Мы отправились на фронт, не зная, куда именно. Оказалось, во Львов, где мы стерли с лица земли деревню и подавили русскую артиллерию огнем автоматических пушек [59] . После этого двинулись на восток. Днем и ночью покрывали сотни километров, останавливались только, чтобы заправиться водой, загрузиться углем или пропустить на разъездах встречные поезда. В вагонах можно было улечься и спать, время проходило великолепно. В конце концов, думали мы, война не так уж плоха, если есть возможность всегда высыпаться. Мы ведь и стали нетерпимыми, нервозными от постоянного недосыпа.
В Кременчуге, когда мы прогуливались возле вокзала, неожиданно послышался женский голос:
— Свен! Свен!
Мы в изумлении оглянулись. На путях стоял пустой санитарный поезд, и в одной из вагонных дверей мне махала рукой медсестра:
— Свен, иди сюда, поздоровайся!
Это была Аста. Она обняла и поцеловала меня. Я едва узнавал ее в этой форме, к тому же, когда знал ее в Готенбурге, она была сдержанной, скучноватой, правда, хорошенькой. Видно было, что война преобразила ее. Ни в глазах, ни в движениях Асты не было нерешительности. Она втащила меня в вагон, две другие медсестры завладели Стариком и Портой.
Аста была замужем за человеком на двадцать два года старше ее и развелась с ним. Потом вместе с подругой добровольно поступила в Германский Красный Крест, и так далее, и так далее. Господи, какую похоть я испытывал. И она тоже. Мы смотрели друг на друга и не говорили, чего хотим. Потом подошла еще одна медсестра и что-то прошептала ей на ухо.
— Пошли, — сказала Аста, повела меня в другой вагон, толкнула на нижнюю полку, задернула штору и быстро, ловко разделась. Одним движением сняла платье, и слова стали не нужны — мы оба хотели этого одинаково сильно, и было чудесно вдруг оказаться с чистой, крепкотелой молодой женщиной, знавшей и что к чему, и что четверть часа — время вполне достаточное, если не тратить его на разговоры о погоде или на мысли о том, чего не смеешь.

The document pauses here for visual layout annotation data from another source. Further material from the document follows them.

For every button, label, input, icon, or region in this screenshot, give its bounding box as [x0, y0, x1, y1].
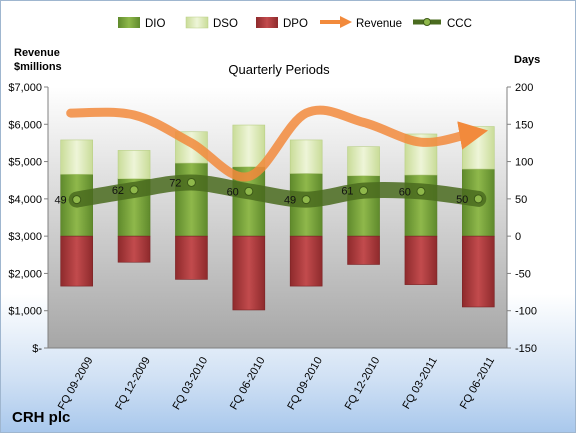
ccc-data-label: 49	[54, 195, 66, 207]
right-axis-tick-label: 200	[515, 82, 533, 94]
dpo-bar	[60, 235, 93, 287]
x-axis-tick-label: FQ 03-2010	[171, 355, 211, 412]
legend-label-dio: DIO	[145, 18, 166, 30]
plot-area	[48, 87, 507, 348]
legend-label-ccc: CCC	[447, 18, 472, 30]
dso-bar	[60, 139, 93, 175]
x-axis-tick-label: FQ 09-2010	[285, 355, 325, 412]
x-axis-tick-label: FQ 06-2011	[458, 355, 497, 411]
dso-bar	[289, 139, 323, 174]
left-axis-tick-label: $2,000	[8, 268, 42, 280]
left-axis-tick-label: $-	[32, 343, 42, 355]
left-axis-title-line1: Revenue	[14, 47, 60, 59]
right-axis-tick-label: 0	[515, 231, 521, 243]
x-axis-tick-label: FQ 09-2009	[56, 355, 96, 412]
chart-title: Quarterly Periods	[228, 62, 330, 77]
right-axis-title: Days	[514, 54, 540, 66]
dpo-bar	[232, 235, 266, 311]
ccc-data-label: 60	[399, 186, 411, 198]
ccc-data-label: 61	[341, 186, 353, 198]
right-axis-tick-label: -50	[515, 268, 531, 280]
x-axis-tick-label: FQ 03-2011	[400, 355, 439, 411]
ccc-point	[129, 185, 139, 195]
right-axis-tick-label: -100	[515, 306, 537, 318]
right-axis-tick-label: -150	[515, 343, 537, 355]
dpo-bar	[462, 235, 495, 308]
ccc-data-label: 50	[456, 194, 468, 206]
dso-bar	[232, 124, 266, 168]
ccc-point	[301, 195, 311, 205]
left-axis-title-line2: $millions	[14, 61, 62, 73]
dpo-bar	[117, 235, 151, 263]
legend-label-revenue: Revenue	[356, 18, 402, 30]
left-axis-tick-label: $1,000	[8, 306, 42, 318]
ccc-data-label: 72	[169, 177, 181, 189]
legend-swatch-ccc	[413, 18, 441, 26]
ccc-point	[72, 195, 82, 205]
right-axis-tick-label: 50	[515, 194, 527, 206]
dpo-bar	[289, 235, 323, 287]
left-axis-tick-label: $7,000	[8, 82, 42, 94]
left-axis-tick-label: $6,000	[8, 119, 42, 131]
legend-label-dpo: DPO	[283, 18, 308, 30]
dpo-bar	[347, 235, 380, 265]
left-axis-tick-label: $4,000	[8, 194, 42, 206]
lines-layer: 49 62 72 60 49 61 60 50	[54, 105, 489, 208]
ccc-point	[186, 177, 196, 187]
legend-swatch-dpo	[256, 17, 278, 28]
legend: DIO DSO DPO Revenue CCC	[118, 16, 472, 30]
right-axis-tick-label: 100	[515, 157, 533, 169]
ccc-data-label: 49	[284, 195, 296, 207]
ccc-line	[68, 174, 487, 208]
ccc-point	[244, 186, 254, 196]
legend-label-dso: DSO	[213, 18, 238, 30]
legend-swatch-dso	[185, 16, 209, 29]
x-axis-tick-label: FQ 12-2010	[343, 355, 383, 412]
ccc-point	[359, 186, 369, 196]
dpo-bar	[404, 235, 438, 285]
legend-swatch-revenue	[320, 16, 352, 28]
revenue-line	[66, 105, 489, 182]
right-axis-tick-label: 150	[515, 119, 533, 131]
left-axis-tick-label: $3,000	[8, 231, 42, 243]
x-axis-tick-label: FQ 06-2010	[228, 355, 268, 412]
company-name: CRH plc	[12, 409, 70, 426]
left-axis-tick-label: $5,000	[8, 157, 42, 169]
dio-bar	[175, 162, 208, 237]
ccc-data-label: 60	[227, 186, 239, 198]
dpo-bar	[175, 235, 208, 280]
x-axis-tick-label: FQ 12-2009	[113, 355, 153, 412]
dso-bar	[117, 150, 151, 180]
ccc-point	[473, 194, 483, 204]
legend-swatch-dio	[118, 17, 140, 28]
ccc-data-label: 62	[112, 185, 124, 197]
dso-bar	[347, 146, 380, 177]
ccc-point	[416, 186, 426, 196]
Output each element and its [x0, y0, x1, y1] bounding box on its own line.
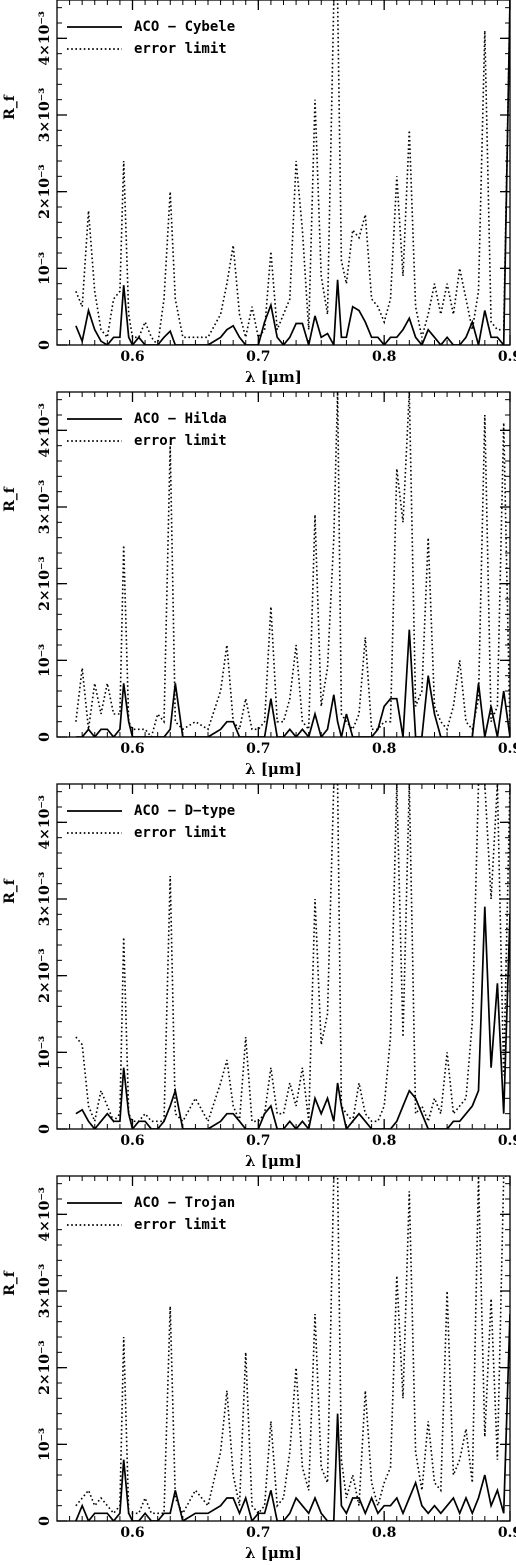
- error-limit-line: [75, 0, 510, 345]
- x-axis-title: λ [μm]: [245, 368, 302, 386]
- aco-line: [75, 1313, 510, 1521]
- x-tick-label: 0.6: [120, 741, 144, 757]
- y-tick-label: 0: [37, 1124, 53, 1134]
- chart-panel-3: 0.6 0.7 0.8 0.9 0 10⁻³ 2×10⁻³ 3×10⁻³ 4×10⁻³ R_f λ …: [2, 783, 516, 1170]
- x-axis-title: λ [μm]: [245, 1152, 302, 1170]
- y-tick-label: 4×10⁻³: [37, 1187, 53, 1241]
- x-tick-label: 0.7: [246, 1525, 270, 1541]
- x-tick-label: 0.7: [246, 741, 270, 757]
- y-tick-label: 10⁻³: [37, 1036, 53, 1069]
- legend-label-1: ACO − Cybele: [134, 19, 235, 35]
- chart-panel-4: 0.6 0.7 0.8 0.9 0 10⁻³ 2×10⁻³ 3×10⁻³ 4×10⁻³ R_f λ …: [2, 1175, 516, 1562]
- y-tick-label: 2×10⁻³: [37, 1340, 53, 1394]
- y-axis-title: R_f: [2, 486, 18, 512]
- y-tick-label: 0: [37, 340, 53, 350]
- y-tick-label: 3×10⁻³: [37, 1264, 53, 1318]
- series-group: [75, 784, 510, 1129]
- aco-line: [75, 906, 510, 1129]
- x-tick-label: 0.9: [498, 1133, 516, 1149]
- x-tick-label: 0.9: [498, 349, 516, 365]
- aco-line: [75, 0, 510, 345]
- error-limit-line: [75, 784, 510, 1125]
- x-tick-label: 0.8: [372, 1133, 396, 1149]
- series-group: [75, 0, 510, 345]
- y-tick-label: 2×10⁻³: [37, 164, 53, 218]
- chart-panel-2: 0.6 0.7 0.8 0.9 0 10⁻³ 2×10⁻³ 3×10⁻³ 4×10⁻³ R_f λ …: [2, 391, 516, 778]
- y-axis-title: R_f: [2, 878, 18, 904]
- x-axis-title: λ [μm]: [245, 1544, 302, 1562]
- y-tick-label: 2×10⁻³: [37, 948, 53, 1002]
- legend-label-2: error limit: [134, 41, 227, 57]
- x-tick-label: 0.8: [372, 741, 396, 757]
- x-tick-label: 0.9: [498, 1525, 516, 1541]
- legend-label-1: ACO − Hilda: [134, 411, 227, 427]
- y-axis-title: R_f: [2, 1270, 18, 1296]
- y-tick-label: 4×10⁻³: [37, 11, 53, 65]
- series-group: [75, 392, 510, 737]
- y-tick-label: 10⁻³: [37, 252, 53, 285]
- x-tick-label: 0.9: [498, 741, 516, 757]
- legend-label-1: ACO − Trojan: [134, 1195, 235, 1211]
- y-axis-title: R_f: [2, 94, 18, 120]
- y-tick-label: 4×10⁻³: [37, 795, 53, 849]
- legend-label-2: error limit: [134, 825, 227, 841]
- x-tick-label: 0.6: [120, 1133, 144, 1149]
- y-tick-label: 3×10⁻³: [37, 88, 53, 142]
- chart-panel-1: 0.6 0.7 0.8 0.9 0 10⁻³ 2×10⁻³ 3×10⁻³ 4×10⁻³ R_f λ …: [2, 0, 516, 386]
- error-limit-line: [75, 1176, 510, 1516]
- aco-line: [75, 629, 510, 737]
- x-axis-title: λ [μm]: [245, 760, 302, 778]
- x-tick-label: 0.8: [372, 349, 396, 365]
- y-tick-label: 3×10⁻³: [37, 872, 53, 926]
- x-tick-label: 0.6: [120, 1525, 144, 1541]
- y-tick-label: 0: [37, 1516, 53, 1526]
- x-tick-label: 0.7: [246, 349, 270, 365]
- y-tick-label: 4×10⁻³: [37, 403, 53, 457]
- x-tick-label: 0.7: [246, 1133, 270, 1149]
- legend-label-2: error limit: [134, 433, 227, 449]
- legend-label-1: ACO − D−type: [134, 803, 235, 819]
- x-tick-label: 0.6: [120, 349, 144, 365]
- y-tick-label: 10⁻³: [37, 1428, 53, 1461]
- y-tick-label: 0: [37, 732, 53, 742]
- legend-label-2: error limit: [134, 1217, 227, 1233]
- y-tick-label: 2×10⁻³: [37, 556, 53, 610]
- y-tick-label: 3×10⁻³: [37, 480, 53, 534]
- x-tick-label: 0.8: [372, 1525, 396, 1541]
- series-group: [75, 1176, 510, 1521]
- y-tick-label: 10⁻³: [37, 644, 53, 677]
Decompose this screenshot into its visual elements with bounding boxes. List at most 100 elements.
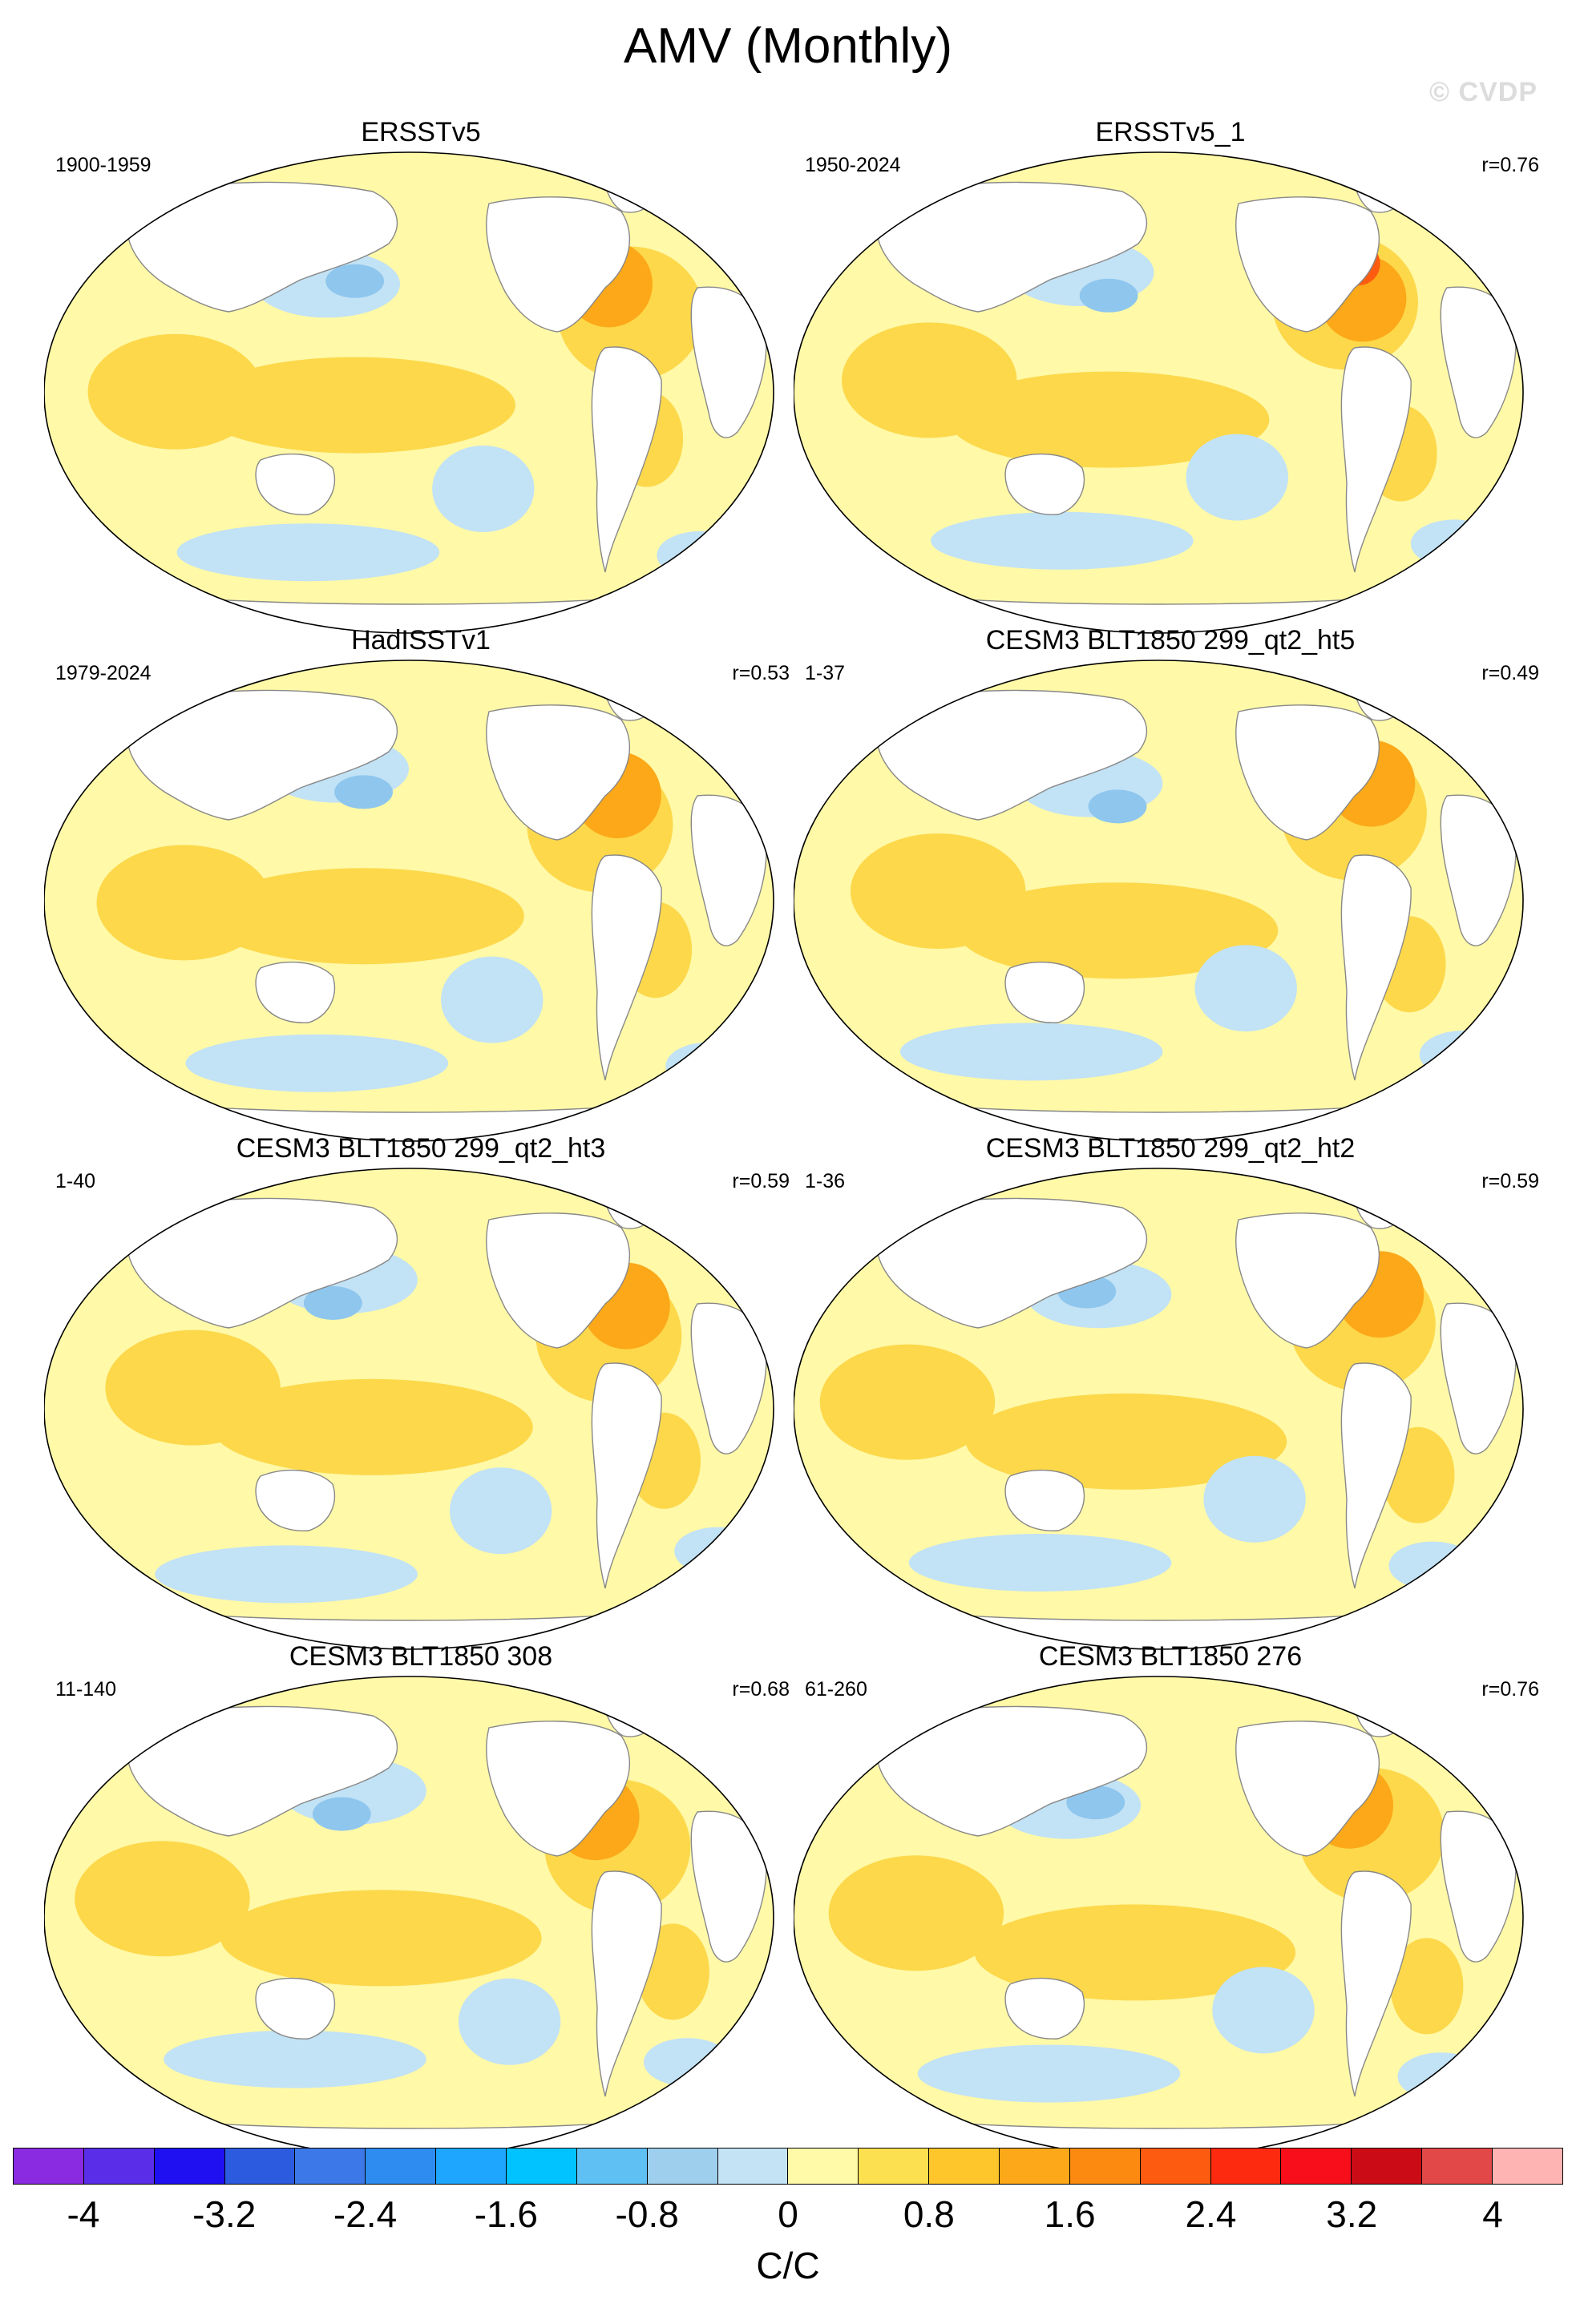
panel-title: CESM3 BLT1850 276 [1038, 1641, 1303, 1672]
map-field [794, 660, 1523, 1141]
panel-period: 1-36 [805, 1170, 846, 1192]
map-panel: HadISSTv1 1979-2024 r=0.53 [44, 625, 798, 1146]
panel-correlation: r=0.76 [1481, 1678, 1539, 1701]
map-panel: CESM3 BLT1850 276 61-260 r=0.76 [794, 1641, 1547, 2162]
map-outline [794, 1168, 1524, 1650]
colorbar-swatch [295, 2148, 366, 2184]
land-mass [591, 854, 662, 1081]
colorbar-swatch [1352, 2148, 1423, 2184]
colorbar-swatch [1493, 2148, 1562, 2184]
land-mass [876, 689, 1147, 821]
colorbar-swatch [1422, 2148, 1493, 2184]
world-map [794, 1676, 1524, 2158]
map-field [794, 1676, 1523, 2157]
colorbar-tick-label: -2.4 [333, 2193, 398, 2235]
sst-anomaly-region [449, 1467, 552, 1555]
land-mass [127, 1197, 398, 1329]
sst-anomaly-region [458, 1978, 561, 2065]
colorbar-swatch [1281, 2148, 1352, 2184]
sst-anomaly-region [1397, 2052, 1485, 2101]
sst-anomaly-region [1410, 519, 1499, 568]
world-map [44, 151, 774, 634]
panel-period: 1-40 [55, 1170, 96, 1192]
sst-anomaly-region [334, 775, 393, 809]
sst-anomaly-region [303, 1286, 362, 1320]
land-mass [486, 1212, 631, 1349]
sst-anomaly-region [1212, 1967, 1315, 2054]
sst-anomaly-region [1066, 1785, 1125, 1820]
land-mass [255, 961, 336, 1023]
land-mass [876, 1197, 1147, 1329]
land-mass [486, 704, 631, 841]
map-outline [794, 660, 1524, 1142]
land-mass [1235, 1721, 1380, 1857]
sst-anomaly-region [828, 1855, 1004, 1971]
panel-title: ERSSTv5_1 [1095, 117, 1246, 147]
sst-anomaly-region [842, 322, 1017, 438]
colorbar-swatch [14, 2148, 84, 2184]
sst-anomaly-region [212, 1378, 533, 1475]
map-panel: ERSSTv5 1900-1959 [44, 117, 798, 638]
panel-correlation: r=0.68 [732, 1678, 790, 1701]
land-mass [1004, 453, 1085, 515]
colorbar-swatch [929, 2148, 1000, 2184]
world-map [794, 1168, 1524, 1650]
land-mass [1235, 704, 1380, 841]
map-panel: ERSSTv5_1 1950-2024 r=0.76 [794, 117, 1547, 638]
colorbar-tick-label: -1.6 [474, 2193, 538, 2235]
sst-anomaly-region [325, 264, 385, 298]
sst-anomaly-region [1194, 945, 1297, 1032]
map-field [794, 1168, 1523, 1649]
panel-period: 1-37 [805, 662, 846, 684]
panel-correlation: r=0.53 [732, 662, 790, 684]
sst-anomaly-region [105, 1329, 281, 1446]
sst-anomaly-region [87, 333, 263, 450]
colorbar [13, 2148, 1563, 2185]
sst-anomaly-region [185, 1034, 449, 1092]
land-mass [1340, 1362, 1412, 1589]
sst-anomaly-region [965, 1393, 1287, 1490]
land-mass [1340, 346, 1412, 573]
map-outline [794, 151, 1524, 634]
panel-title: CESM3 BLT1850 299_qt2_ht2 [985, 1133, 1356, 1164]
sst-anomaly-region [96, 845, 272, 961]
land-mass [591, 346, 662, 573]
panel-period: 1950-2024 [805, 154, 901, 176]
colorbar-units: C/C [756, 2245, 820, 2286]
map-outline [44, 151, 774, 634]
panel-title: ERSSTv5 [361, 117, 481, 147]
sst-anomaly-region [312, 1797, 371, 1831]
world-map [44, 1168, 774, 1650]
sst-anomaly-region [155, 1545, 418, 1604]
sst-anomaly-region [908, 1534, 1172, 1592]
world-map [44, 1676, 774, 2158]
sst-anomaly-region [75, 1841, 250, 1957]
panel-title: CESM3 BLT1850 299_qt2_ht3 [236, 1133, 606, 1164]
sst-anomaly-region [956, 882, 1279, 979]
sst-anomaly-region [1419, 1031, 1507, 1079]
sst-anomaly-region [1203, 1455, 1306, 1543]
map-field [794, 152, 1523, 633]
panel-period: 1979-2024 [55, 662, 152, 684]
land-mass [1235, 196, 1380, 333]
land-mass [486, 1721, 631, 1857]
colorbar-tick-label: 2.4 [1185, 2193, 1237, 2235]
colorbar-tick-labels: -4 -3.2 -2.4 -1.6 -0.8 0 0.8 1.6 2.4 3.2 4 [13, 2193, 1563, 2241]
sst-anomaly-region [665, 1042, 754, 1091]
panel-correlation: r=0.59 [732, 1170, 790, 1192]
colorbar-tick-label: -0.8 [615, 2193, 679, 2235]
map-field [44, 660, 774, 1141]
colorbar-swatch [1000, 2148, 1070, 2184]
sst-anomaly-region [220, 1890, 542, 1987]
sst-anomaly-region [176, 523, 440, 582]
colorbar-swatch [1140, 2148, 1211, 2184]
world-map [794, 660, 1524, 1142]
panel-period: 61-260 [805, 1678, 867, 1701]
land-mass [127, 181, 398, 313]
map-outline [44, 1168, 774, 1650]
colorbar-swatch [788, 2148, 859, 2184]
panel-period: 1900-1959 [55, 154, 152, 176]
sst-anomaly-region [194, 357, 515, 454]
land-mass [876, 181, 1147, 313]
land-mass [1340, 1870, 1412, 2097]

Мы так изголодались по этому, были так жадны и пребывали в такой гармонии, что проделали это дважды, потому что не раздумывали, а действовали, не колеблясь, повиновались накопленной за месяцы воздержания страсти. Странно, что жизнь, обнаженная и бесстыдная, может подкараулить трех грязных солдат и напомнить им о своем существовании, близком существовании, на ничем не примечательной станции. Это означает, что всегда можно неожиданно встретить что-то хорошее, и тогда четверти часа более чем достаточно.
Я до сих пор с улыбкой вижу мысленным взором ту слегка комичную картину — мы, трое грязных солдат, не без гордости, но торопливо идем к своему бронепоезду, упрямо повернувшись спиной к санитарному, который вот-вот отойдет. Мы не оглядывались, но я всегда представляю себе окно в вагоне, и в нем — три женских лица с нежным, трогательным выражением. Это не три медсестры, а три женщины с санитарного поезда, одарившие лаской трех мужчин и получившие хорошее воздаяние. Произошло это очень быстро и было очень отрадно.